Over in the city’s Taisho industrial district, MEL REIT is acquiring an additional 17.5 percent stake in the four-storey Logiport Osaka Taisho for JPY 4.8 billion, bringing its interest in the logistics complex to 37.5 percent after Mitsubishi Estate had co-developed the warehouse with Mitsubishi UFJ Lease & Finance and LaSalle Investment Management. The trust had acquired its existing 20 percent holding in September last year.
Completed by Mitsubishi Estate Co. in 2018, the 117,045 square metre facility is fully occupied by Toshiba Logistics and strategically located to serve as a logistics base for Osaka, Kobe, Kyoto and the rest of the Kansai region.

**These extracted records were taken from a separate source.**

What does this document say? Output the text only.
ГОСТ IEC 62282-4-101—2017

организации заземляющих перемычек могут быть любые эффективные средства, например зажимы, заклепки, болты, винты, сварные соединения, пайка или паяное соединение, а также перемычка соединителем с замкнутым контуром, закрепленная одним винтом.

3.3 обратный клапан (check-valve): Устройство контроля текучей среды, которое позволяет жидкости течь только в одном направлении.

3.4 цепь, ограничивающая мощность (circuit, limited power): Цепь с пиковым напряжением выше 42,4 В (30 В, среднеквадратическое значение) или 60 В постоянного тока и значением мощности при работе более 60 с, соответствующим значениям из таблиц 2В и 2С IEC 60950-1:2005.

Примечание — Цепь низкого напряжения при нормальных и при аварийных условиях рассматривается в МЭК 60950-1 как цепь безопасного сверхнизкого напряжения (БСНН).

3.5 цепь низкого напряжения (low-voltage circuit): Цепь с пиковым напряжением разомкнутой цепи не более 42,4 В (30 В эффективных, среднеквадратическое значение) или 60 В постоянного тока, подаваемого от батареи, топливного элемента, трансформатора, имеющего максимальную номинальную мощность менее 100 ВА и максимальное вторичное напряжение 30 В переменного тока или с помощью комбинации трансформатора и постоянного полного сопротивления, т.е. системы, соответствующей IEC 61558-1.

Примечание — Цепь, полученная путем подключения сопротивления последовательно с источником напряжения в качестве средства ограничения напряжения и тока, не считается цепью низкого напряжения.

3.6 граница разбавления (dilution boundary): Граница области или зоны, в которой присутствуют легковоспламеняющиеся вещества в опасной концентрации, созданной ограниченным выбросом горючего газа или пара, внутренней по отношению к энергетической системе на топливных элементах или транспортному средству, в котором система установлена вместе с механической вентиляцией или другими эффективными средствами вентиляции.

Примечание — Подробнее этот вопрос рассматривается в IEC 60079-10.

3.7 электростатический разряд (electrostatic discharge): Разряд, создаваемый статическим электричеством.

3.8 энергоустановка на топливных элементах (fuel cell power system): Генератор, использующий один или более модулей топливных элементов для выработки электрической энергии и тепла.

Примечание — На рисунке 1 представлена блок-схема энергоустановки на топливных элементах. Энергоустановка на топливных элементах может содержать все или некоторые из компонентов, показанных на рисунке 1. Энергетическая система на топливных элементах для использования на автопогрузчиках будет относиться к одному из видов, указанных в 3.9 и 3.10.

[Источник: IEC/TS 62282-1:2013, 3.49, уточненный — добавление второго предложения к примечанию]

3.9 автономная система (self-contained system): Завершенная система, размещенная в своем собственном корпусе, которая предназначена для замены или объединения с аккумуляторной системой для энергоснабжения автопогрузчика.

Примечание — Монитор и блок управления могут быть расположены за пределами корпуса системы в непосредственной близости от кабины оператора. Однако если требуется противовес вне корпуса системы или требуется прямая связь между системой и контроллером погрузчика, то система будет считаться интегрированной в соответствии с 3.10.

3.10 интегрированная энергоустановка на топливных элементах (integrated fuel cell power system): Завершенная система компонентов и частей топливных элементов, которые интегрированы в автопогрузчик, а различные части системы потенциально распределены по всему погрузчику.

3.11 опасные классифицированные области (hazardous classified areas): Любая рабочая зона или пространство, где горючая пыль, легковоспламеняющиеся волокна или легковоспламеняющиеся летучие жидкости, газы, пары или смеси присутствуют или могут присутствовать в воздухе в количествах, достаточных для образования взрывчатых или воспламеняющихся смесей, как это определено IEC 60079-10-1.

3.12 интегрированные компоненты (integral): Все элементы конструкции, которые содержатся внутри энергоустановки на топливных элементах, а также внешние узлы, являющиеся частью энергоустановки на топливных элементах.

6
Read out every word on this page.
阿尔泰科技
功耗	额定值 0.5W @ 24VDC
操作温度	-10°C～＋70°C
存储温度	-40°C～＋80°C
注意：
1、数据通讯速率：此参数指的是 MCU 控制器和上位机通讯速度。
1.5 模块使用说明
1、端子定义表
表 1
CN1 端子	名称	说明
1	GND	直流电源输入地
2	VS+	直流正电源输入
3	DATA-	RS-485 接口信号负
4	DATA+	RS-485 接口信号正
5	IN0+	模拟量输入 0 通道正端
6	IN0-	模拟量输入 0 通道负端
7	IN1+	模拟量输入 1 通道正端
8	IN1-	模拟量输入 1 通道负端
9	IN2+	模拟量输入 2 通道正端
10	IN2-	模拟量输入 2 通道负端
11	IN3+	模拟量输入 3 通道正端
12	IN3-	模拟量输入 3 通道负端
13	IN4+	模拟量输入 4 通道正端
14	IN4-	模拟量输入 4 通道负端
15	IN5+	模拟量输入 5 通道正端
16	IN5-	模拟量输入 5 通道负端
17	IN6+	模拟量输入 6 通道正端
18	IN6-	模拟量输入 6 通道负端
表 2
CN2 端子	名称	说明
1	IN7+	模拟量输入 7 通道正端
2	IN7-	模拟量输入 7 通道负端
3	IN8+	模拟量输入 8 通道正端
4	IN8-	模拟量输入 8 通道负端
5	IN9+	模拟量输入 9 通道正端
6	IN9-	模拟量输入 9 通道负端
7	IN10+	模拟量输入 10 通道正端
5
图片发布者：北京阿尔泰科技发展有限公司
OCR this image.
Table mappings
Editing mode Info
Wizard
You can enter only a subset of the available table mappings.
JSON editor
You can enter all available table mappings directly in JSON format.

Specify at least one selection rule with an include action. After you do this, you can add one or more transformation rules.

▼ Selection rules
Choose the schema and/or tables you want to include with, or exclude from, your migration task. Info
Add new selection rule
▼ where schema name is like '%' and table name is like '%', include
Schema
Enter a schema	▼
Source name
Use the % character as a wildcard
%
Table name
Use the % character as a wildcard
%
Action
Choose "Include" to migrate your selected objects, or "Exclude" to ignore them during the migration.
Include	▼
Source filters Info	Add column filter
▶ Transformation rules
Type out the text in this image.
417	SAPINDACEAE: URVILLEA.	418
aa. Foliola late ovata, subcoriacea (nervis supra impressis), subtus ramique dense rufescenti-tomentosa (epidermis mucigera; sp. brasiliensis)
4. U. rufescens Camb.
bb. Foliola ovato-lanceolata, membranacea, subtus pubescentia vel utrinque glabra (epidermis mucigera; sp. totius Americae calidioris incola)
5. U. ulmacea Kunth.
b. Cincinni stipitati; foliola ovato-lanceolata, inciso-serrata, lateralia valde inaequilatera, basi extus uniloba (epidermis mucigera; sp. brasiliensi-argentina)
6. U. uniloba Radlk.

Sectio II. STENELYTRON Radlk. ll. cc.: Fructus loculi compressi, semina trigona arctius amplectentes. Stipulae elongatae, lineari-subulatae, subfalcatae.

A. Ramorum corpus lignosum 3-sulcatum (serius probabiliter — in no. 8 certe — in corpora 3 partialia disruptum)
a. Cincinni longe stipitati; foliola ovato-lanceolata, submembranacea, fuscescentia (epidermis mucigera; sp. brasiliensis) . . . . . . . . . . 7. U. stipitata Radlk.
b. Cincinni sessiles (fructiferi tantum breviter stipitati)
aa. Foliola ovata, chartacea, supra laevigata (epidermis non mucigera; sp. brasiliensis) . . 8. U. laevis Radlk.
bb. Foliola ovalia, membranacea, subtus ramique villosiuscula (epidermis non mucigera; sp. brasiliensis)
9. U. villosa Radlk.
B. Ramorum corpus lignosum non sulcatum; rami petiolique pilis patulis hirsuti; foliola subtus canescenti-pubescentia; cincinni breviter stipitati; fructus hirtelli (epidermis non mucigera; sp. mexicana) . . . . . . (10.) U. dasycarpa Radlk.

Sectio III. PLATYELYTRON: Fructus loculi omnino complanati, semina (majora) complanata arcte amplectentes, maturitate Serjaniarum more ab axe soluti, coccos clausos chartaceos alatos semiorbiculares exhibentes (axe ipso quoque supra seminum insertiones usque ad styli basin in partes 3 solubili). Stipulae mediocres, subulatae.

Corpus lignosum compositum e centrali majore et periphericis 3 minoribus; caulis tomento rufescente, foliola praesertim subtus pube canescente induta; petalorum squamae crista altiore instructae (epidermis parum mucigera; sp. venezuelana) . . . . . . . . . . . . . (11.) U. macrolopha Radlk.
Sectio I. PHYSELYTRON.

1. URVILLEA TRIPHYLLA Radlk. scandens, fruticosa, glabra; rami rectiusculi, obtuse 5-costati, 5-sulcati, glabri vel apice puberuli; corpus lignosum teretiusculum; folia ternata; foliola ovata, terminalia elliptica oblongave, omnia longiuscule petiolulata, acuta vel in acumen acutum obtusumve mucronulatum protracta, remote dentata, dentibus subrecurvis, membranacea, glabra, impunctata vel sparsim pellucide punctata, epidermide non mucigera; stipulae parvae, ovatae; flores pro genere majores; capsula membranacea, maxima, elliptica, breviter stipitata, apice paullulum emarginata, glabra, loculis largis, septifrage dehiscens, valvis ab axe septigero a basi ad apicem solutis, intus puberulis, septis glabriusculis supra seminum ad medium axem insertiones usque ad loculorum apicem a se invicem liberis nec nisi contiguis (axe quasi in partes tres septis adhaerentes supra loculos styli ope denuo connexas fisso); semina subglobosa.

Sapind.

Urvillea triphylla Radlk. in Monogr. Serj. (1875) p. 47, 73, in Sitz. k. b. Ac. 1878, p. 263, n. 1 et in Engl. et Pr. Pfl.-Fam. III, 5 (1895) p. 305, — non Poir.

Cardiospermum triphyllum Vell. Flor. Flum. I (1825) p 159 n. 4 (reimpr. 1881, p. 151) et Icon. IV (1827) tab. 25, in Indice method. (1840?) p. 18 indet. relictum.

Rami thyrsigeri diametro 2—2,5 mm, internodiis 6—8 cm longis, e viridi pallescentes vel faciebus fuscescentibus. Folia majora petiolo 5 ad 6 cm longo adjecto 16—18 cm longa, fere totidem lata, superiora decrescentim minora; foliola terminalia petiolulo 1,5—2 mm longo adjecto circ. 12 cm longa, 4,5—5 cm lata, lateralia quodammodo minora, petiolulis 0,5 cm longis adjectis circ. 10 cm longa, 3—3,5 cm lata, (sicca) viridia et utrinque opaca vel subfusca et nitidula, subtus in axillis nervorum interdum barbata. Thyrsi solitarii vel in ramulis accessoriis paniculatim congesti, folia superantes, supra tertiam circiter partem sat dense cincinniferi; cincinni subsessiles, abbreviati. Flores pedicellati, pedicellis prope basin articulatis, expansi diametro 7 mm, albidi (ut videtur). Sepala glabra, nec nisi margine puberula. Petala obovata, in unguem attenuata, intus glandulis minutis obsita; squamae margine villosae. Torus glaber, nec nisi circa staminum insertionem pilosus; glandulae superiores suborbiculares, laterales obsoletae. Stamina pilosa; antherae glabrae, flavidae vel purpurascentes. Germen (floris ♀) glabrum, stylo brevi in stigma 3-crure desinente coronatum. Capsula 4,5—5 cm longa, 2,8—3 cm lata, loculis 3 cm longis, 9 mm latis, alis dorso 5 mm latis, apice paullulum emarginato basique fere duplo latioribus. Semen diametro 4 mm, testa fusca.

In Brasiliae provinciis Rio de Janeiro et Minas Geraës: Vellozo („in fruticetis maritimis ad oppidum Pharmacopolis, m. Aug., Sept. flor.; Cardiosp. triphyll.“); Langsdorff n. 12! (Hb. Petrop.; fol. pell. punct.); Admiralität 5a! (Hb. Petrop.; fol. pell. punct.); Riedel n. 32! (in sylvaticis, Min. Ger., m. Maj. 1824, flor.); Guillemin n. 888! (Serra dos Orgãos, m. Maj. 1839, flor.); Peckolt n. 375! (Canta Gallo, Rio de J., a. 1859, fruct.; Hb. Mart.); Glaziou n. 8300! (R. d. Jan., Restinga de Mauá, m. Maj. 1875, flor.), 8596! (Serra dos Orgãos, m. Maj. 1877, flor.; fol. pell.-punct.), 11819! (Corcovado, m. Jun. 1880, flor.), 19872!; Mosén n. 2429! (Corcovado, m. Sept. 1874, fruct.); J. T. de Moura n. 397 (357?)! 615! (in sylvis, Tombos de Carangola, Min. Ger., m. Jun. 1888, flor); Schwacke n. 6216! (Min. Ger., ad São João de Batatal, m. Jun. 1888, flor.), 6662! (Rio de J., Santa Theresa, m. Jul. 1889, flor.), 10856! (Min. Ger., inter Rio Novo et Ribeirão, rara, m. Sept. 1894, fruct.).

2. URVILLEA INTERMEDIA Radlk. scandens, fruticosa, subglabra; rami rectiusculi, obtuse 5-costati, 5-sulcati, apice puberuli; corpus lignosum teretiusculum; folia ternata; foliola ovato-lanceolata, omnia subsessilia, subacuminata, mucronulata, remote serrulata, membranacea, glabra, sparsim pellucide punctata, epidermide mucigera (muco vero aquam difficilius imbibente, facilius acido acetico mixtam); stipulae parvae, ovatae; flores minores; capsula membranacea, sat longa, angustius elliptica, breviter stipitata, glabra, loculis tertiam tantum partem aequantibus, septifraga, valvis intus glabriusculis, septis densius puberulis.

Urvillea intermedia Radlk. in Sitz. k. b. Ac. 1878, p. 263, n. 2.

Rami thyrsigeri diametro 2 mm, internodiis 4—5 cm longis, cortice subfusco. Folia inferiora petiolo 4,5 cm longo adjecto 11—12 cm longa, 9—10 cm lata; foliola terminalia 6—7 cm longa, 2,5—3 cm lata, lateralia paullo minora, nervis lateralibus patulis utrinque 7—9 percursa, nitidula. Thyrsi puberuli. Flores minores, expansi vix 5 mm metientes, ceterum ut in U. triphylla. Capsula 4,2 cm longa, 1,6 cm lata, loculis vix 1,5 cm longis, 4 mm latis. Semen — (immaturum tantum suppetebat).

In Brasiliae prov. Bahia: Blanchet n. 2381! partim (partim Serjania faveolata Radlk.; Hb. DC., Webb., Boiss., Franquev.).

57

MEL REIT is making its biggest acquisition in the port city of Nagoya where it is buying a 60 percent stake in the four-storey Logicross Nagoya Kasadera for JPY 8.71 billion.
Completed by Mitsubishi Estate in January 2019, the 72,376 square meter facility is fully occupied by Yagami Co., a distributor of surgical equipment and other medical devices, and serves a logistics base for both Nagoya and the Chubu region.
Japanese Shed Appeal
The manager of Tokyo-listed MEL REIT said that it is making the acquisition to expand the trust’s footprint across Japan and create value for its unit holders, as ESR, Blackstone and other investment heavyweights make Japan a focus for sales of stabilised logistics assets.
Earlier this month, a joint venture between Warburg Pincus-backed manager ESR and AXA Investment Managers announce that it had purchased a logistics facility near Tokyo for approximately JPY 39 billion, just seven months after Amazon leased nearly half of the property.
That August deal followed soon after Blackstone in late July agreed to purchase four logistics facilities from Daiwa House Industry for JPY 55 billion. The properties are located in Japan’s Kanto region, which includes Tokyo, as well as in the Chubu region, which includes Nagoya.
The popularity of Japanese warehouses also allowed CBRE Global Investors to divest all the assets from a Japanese logistics portfolio for JPY 140.4 billion, ending a 3-month-long series of disposals of 169 industrial properties.
In January, Singapore government-linked Mapletree Logistics Trust agreed to buy the Mapletree Kobe Logistics Centre for JPY 21.9 billion from a unit of Mapletree Investments, which controls the trust’s manager.